An Integrated Approach for Nitrogen Management In Upland Cotton Across The U.S. Cotton Belt

Crops: Cotton
4R Practices: Source Rate Time Place

An Integrated Approach for Nitrogen Management In Upland Cotton Across The U.S. Cotton Belt

Lead Researcher:

Dr. William Frame

Associate Professor

Virginia Tech

Start Date: 2019

End Date: 2023

Collaborating scientists and universities

  • Dr. Katie Lewis, Texas A&M University
  • Dr. Tyson Raper, University of Tennessee
  • Dr. Glendon Harris, University of Georgia
  • Dr. Ryan Stewart, Virginia Tech University

Matching Funds

  • Koch Agronomic Services, LLC
  • Virginia Cotton Board

Project Summary

Nitrogen (N) is second only to water as a yield-limiting factor in non-legume cropping systems such as corn (Zea mays L.) and cotton (Gossypium hirsutum). Countless research endeavors have sought to unravel the dominant loss mechanisms/pathways in these two crops; however, the end result is that N use efficiency (NUE) remains ~33% worldwide and 40-60% in the U.S. As a result, roughly half to two-thirds of the applied N in non-legume cropping systems can move off-target and into the surrounding environment. To reduce these gaps in NUE, integrated research is needed to understand how N moves, transforms, and is utilized in non-legume cropping systems. This need is particularly urgent in cotton production systems, which represent 5.67 million hectares in the U.S. and required 373,409 metric tons of applied N in 2017.

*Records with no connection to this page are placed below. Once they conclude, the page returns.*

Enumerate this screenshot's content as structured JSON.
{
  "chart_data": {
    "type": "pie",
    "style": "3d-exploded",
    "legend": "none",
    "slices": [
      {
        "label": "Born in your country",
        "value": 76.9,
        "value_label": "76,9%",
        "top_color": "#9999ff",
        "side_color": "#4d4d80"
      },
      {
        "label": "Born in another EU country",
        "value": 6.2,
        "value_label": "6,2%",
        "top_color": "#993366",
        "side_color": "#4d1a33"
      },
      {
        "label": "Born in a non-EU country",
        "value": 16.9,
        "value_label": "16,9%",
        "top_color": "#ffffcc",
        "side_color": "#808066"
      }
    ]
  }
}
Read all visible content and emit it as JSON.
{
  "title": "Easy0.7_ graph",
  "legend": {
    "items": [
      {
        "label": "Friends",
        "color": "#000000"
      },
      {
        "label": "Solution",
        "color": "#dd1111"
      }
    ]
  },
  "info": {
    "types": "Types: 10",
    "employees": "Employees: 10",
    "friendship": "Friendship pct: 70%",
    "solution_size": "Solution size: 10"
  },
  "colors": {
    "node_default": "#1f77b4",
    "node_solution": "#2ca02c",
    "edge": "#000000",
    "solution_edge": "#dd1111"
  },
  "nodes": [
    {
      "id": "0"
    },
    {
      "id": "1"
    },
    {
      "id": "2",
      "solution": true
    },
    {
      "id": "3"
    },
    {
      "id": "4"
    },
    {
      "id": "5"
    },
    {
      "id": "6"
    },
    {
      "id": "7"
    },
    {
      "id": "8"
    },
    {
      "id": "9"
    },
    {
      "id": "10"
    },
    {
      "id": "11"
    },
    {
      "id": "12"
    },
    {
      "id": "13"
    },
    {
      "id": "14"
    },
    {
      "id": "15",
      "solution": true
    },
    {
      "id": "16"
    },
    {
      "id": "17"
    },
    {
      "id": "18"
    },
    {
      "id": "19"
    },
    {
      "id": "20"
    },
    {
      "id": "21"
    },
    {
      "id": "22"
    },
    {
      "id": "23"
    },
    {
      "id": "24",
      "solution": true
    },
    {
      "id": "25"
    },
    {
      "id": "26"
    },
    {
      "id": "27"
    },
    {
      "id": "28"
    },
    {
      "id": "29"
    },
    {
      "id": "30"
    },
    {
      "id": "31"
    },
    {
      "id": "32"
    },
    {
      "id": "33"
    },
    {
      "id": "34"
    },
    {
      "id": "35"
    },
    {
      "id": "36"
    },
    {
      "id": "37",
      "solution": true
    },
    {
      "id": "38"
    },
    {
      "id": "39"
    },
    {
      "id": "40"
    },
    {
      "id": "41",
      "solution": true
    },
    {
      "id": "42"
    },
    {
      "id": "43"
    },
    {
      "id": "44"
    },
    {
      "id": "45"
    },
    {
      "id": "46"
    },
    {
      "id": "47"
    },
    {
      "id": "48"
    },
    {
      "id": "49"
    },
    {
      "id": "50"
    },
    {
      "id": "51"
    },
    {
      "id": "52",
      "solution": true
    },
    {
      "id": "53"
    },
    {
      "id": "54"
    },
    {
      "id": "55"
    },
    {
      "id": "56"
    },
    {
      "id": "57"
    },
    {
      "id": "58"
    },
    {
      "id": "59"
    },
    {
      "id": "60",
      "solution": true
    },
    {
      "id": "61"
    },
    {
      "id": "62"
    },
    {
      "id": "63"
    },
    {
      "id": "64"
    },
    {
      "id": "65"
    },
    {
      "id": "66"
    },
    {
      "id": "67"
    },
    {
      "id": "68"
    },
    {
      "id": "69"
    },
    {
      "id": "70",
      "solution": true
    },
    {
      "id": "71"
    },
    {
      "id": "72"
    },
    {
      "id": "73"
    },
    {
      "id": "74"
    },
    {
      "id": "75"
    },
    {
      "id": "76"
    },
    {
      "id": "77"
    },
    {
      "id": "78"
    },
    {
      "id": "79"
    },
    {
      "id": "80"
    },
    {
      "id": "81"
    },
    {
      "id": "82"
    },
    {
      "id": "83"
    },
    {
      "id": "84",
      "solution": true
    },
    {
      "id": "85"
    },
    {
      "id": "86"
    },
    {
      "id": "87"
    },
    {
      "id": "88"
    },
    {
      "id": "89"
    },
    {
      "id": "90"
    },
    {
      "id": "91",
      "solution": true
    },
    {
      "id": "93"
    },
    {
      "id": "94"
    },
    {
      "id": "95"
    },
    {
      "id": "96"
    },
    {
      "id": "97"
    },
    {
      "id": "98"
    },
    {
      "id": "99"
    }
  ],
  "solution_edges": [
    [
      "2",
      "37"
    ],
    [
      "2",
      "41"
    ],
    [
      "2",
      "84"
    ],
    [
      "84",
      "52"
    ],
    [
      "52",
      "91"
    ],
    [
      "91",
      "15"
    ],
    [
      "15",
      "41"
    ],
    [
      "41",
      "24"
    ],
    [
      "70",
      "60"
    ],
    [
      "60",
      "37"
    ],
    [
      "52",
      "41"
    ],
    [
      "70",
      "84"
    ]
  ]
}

Previous studies in cotton have focused on N application rates, timing, source, and placement (the 4R’s of nutrient management) in the Mid-South, Southeast, and Texas (High plains/Coastal Bend) regions of the U.S. In contrast, few studies have evaluated 4R’s of N management across the humid portions of the cotton belt, even though these areas represent 89.5% of production. At the same time, new/improved technologies and management strategies such as improved cotton varieties, enhanced efficiency fertilizers (EEF’s), and integrated cover crop solutions offer the potential to regulate N transformations in the soil and reduce N losses to surrounding ecosystems. Still, the ability of these techniques to improve NUE in contemporary cotton systems has not been rigorously examined. This project seeks to fill this important knowledge gap by integrating the 4R’s within a comprehensive agroecosystem perspective to improve NUE in cotton cropping systems, while also enhancing soil chemical and physical properties and decreasing off-target N movement via leaching and volatilization.

Project Goals:

  • Quantify the agronomic response of contemporary cotton varieties adapted to major production regions to varying N rates and placement strategies.
  • Determine the impact of EEF’s on N transformations and increasing NUE in cotton production systems.
  • Measure gaseous N losses, other common greenhouse gases from common N fertilizers, and leaching of N applied at varying N application rates and placements with and without enhanced efficiency N fertilizer additives or products.
  • Quantify the effectiveness of current N stabilizers and slow/controlled release N products on N transformations/species in representative soil types from the U.S. Cotton Belt in control laboratory environments.
  • Measure the impact of various cover crops and cropping rotations on N cycling and availability in different regional production systems and evaluate the responsiveness of cotton to applied N at those locations.
  • Develop a comprehensive management guide that informs regional management practices, thus reducing off target movement of N and maximizing the NUE of cotton systems.